Saturday, November 5, 2011

Alice's Review: Lost Edens

Summary:  For Jamie Patterson, the end of her marriage is signaled by betrayal and abandonment. When estranged husband Ben asks to live with Jamie again, she ignores her instincts, her family's concern, and her friends' doubts and sets about making a perfect home in a California beach town. What follows in 33-year-old Patterson's debut reads more like a mystery (or a horror story) than an account of a relationship ruptured by infidelity. As Jamie's carefully titrated efforts walk a tightrope between wishful fantasy and cruel reality, we watch: enraptured, enraged, and endeared by this fearless yet fragile young woman who must end one way of life to forge a new one. ~ www.lostedens.com

Review:  Sometimes, the hardest review to write is one in which I love the book. I loved this book. This is a short memoir about the abandonment and betrayal of a husband written in his wife’s point of view. It’s also a memoir about domestic abuse. I can’t remember the last time I read a memoir in which the writer was so brutally honest about herself, about what she went through. It takes a lot of strength to admit your weaknesses; it takes a lot to ask for help.

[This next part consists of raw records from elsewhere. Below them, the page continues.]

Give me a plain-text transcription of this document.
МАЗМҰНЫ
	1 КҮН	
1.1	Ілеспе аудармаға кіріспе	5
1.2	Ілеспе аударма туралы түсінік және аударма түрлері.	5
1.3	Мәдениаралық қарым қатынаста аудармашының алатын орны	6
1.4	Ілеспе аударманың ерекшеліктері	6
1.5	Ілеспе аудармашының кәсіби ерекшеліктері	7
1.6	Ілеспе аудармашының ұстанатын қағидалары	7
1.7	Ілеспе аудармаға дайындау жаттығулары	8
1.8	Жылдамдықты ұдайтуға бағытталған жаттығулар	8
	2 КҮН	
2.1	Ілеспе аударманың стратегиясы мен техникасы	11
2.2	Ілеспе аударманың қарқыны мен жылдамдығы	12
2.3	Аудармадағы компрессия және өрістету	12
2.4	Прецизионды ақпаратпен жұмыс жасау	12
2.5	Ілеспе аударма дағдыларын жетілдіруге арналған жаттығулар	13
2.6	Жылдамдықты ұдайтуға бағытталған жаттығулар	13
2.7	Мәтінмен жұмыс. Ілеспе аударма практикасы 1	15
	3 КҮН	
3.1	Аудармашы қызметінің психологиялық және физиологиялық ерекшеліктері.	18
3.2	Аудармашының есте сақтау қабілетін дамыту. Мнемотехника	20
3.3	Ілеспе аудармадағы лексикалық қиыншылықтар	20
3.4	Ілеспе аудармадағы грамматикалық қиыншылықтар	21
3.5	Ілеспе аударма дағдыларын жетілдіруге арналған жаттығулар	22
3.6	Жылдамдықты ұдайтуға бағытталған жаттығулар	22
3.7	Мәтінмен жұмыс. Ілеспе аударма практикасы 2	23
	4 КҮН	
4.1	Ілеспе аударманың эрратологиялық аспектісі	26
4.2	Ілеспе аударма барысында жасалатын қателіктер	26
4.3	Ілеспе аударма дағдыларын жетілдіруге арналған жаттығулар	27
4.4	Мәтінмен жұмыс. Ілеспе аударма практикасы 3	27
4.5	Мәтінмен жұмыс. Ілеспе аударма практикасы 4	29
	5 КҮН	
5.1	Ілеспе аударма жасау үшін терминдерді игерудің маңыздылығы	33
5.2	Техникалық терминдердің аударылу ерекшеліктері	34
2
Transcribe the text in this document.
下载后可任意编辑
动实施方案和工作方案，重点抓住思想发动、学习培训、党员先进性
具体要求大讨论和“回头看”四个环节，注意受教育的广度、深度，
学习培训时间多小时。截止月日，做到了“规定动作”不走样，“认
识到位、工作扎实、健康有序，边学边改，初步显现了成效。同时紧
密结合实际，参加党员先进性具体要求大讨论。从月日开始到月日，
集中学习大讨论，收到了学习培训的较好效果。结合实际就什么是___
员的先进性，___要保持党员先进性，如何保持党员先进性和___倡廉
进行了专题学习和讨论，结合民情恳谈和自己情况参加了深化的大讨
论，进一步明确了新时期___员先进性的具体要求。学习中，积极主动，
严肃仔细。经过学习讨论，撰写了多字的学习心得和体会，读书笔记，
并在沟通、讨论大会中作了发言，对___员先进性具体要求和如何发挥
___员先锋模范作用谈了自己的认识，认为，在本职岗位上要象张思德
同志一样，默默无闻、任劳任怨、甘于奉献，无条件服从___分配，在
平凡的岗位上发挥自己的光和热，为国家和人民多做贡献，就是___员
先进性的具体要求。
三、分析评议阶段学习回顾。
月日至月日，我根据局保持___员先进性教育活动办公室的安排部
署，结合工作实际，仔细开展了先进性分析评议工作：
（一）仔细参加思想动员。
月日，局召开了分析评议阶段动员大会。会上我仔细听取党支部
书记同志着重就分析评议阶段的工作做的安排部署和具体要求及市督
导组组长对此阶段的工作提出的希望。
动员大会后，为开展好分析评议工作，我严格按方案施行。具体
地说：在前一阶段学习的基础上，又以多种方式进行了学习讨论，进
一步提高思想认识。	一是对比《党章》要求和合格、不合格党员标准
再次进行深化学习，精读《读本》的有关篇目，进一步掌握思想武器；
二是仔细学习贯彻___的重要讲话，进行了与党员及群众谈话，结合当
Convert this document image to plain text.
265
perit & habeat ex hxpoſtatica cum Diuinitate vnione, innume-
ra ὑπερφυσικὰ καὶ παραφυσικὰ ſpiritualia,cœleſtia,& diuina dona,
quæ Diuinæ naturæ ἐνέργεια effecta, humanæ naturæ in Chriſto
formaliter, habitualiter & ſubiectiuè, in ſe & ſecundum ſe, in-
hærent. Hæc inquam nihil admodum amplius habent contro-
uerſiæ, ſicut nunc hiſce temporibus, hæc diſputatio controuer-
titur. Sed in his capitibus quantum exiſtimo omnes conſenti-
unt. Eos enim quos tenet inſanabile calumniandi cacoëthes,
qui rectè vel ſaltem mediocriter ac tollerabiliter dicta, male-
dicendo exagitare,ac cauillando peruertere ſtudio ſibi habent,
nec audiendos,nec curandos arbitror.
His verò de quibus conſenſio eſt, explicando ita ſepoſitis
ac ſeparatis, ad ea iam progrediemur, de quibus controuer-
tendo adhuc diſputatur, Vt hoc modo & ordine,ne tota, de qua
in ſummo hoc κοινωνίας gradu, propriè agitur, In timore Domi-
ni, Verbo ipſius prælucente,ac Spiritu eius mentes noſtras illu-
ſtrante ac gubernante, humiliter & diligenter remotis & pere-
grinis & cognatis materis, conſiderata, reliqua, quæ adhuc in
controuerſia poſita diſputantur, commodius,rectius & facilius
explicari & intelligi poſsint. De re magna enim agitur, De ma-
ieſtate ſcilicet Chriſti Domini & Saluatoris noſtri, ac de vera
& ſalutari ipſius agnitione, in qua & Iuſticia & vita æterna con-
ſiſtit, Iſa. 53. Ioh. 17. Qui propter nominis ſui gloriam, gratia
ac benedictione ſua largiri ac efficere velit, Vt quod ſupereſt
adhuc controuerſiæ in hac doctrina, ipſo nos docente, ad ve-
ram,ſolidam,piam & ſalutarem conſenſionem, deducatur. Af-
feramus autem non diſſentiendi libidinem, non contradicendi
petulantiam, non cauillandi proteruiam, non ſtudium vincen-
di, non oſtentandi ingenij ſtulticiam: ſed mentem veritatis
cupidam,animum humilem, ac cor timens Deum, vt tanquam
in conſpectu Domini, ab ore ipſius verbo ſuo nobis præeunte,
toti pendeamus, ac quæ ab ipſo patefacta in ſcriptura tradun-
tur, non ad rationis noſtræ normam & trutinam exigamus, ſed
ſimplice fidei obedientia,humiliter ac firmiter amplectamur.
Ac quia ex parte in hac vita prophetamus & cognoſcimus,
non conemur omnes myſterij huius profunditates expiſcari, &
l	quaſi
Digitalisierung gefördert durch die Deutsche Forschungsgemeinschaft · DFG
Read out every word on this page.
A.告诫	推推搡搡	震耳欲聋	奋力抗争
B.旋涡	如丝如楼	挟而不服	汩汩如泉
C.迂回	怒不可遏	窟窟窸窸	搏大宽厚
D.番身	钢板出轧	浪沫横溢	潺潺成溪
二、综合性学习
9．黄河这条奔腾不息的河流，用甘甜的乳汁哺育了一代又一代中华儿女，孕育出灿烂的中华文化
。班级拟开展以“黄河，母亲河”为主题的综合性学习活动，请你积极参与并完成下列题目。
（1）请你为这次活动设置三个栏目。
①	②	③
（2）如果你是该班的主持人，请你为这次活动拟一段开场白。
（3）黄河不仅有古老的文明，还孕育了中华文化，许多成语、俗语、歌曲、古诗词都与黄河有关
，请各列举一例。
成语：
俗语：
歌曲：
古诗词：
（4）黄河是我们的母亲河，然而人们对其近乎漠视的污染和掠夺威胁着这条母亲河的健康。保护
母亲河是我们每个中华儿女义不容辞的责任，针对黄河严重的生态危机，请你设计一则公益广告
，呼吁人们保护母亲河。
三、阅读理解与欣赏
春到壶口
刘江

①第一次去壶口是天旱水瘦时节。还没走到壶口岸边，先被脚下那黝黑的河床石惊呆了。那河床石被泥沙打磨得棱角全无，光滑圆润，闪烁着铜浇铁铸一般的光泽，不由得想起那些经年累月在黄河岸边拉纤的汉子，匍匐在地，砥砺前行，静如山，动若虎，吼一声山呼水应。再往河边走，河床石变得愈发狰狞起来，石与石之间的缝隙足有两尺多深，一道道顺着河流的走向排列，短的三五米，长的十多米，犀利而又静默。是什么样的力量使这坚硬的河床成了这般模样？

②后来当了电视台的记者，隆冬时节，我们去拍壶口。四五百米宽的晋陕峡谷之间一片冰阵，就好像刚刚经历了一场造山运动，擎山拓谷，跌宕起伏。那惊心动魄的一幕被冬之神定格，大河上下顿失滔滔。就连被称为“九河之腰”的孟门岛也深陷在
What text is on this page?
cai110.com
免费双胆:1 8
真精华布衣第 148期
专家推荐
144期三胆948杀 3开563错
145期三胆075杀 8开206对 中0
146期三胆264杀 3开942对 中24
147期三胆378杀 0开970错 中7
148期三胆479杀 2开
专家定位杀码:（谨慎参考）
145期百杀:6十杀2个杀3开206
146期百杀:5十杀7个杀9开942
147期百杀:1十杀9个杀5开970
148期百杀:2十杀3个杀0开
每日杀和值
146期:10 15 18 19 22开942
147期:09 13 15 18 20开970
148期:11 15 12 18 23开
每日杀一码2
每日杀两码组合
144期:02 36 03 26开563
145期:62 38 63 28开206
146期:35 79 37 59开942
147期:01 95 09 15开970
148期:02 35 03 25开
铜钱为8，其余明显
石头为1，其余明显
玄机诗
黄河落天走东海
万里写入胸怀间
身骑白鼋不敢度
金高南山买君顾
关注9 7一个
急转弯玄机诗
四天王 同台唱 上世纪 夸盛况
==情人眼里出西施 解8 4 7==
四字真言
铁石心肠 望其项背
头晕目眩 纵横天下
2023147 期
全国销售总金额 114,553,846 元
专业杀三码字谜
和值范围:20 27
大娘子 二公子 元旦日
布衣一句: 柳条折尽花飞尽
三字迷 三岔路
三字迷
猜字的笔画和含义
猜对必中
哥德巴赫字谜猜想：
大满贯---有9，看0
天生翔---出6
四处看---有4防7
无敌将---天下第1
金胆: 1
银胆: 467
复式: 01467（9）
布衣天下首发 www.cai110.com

If I had to describe Jamie Patterson in one word, it would be courageous.

I can’t begin to tell you how wonderfully raw and honest this book is. This book was especially personal to me. I have the upmost respect for Ms. Patterson for taking an experience that was so personal and sharing it with us. Those of us who have felt it understand her. Those who have not experienced it for themselves, or sadly are there now, will see that there is healing. There is hope.

For me, this is a must read. I love the way it is written, short and factual. She doesn’t sugar-coat the truth. It’s startling how from the outside looking in, you can see how controlling and abusing her husband is. What I respect about Ms. Patterson is in her honesty about his behavior and words, she is truthful about her beliefs, reasoning, and feelings. On the inside looking out, I can wholly understand her need to make her marriage work, to fight for her husband and their relationship, to honor the commitment, and to blame herself for the failure.

I loved this book because there were so many morsels of goodness. I loved that she wrote, “My pain is too big for these enclosed woods.” I love that she found a way to elucidate the feeling of a pain that is much larger than she is, the kind of pain that consumes her, stealing every thought and emotion.

Finally, I will leave you with this, her words on the end:
“Endings rarely announce themselves. They steal in and go nameless until long after their work is done.”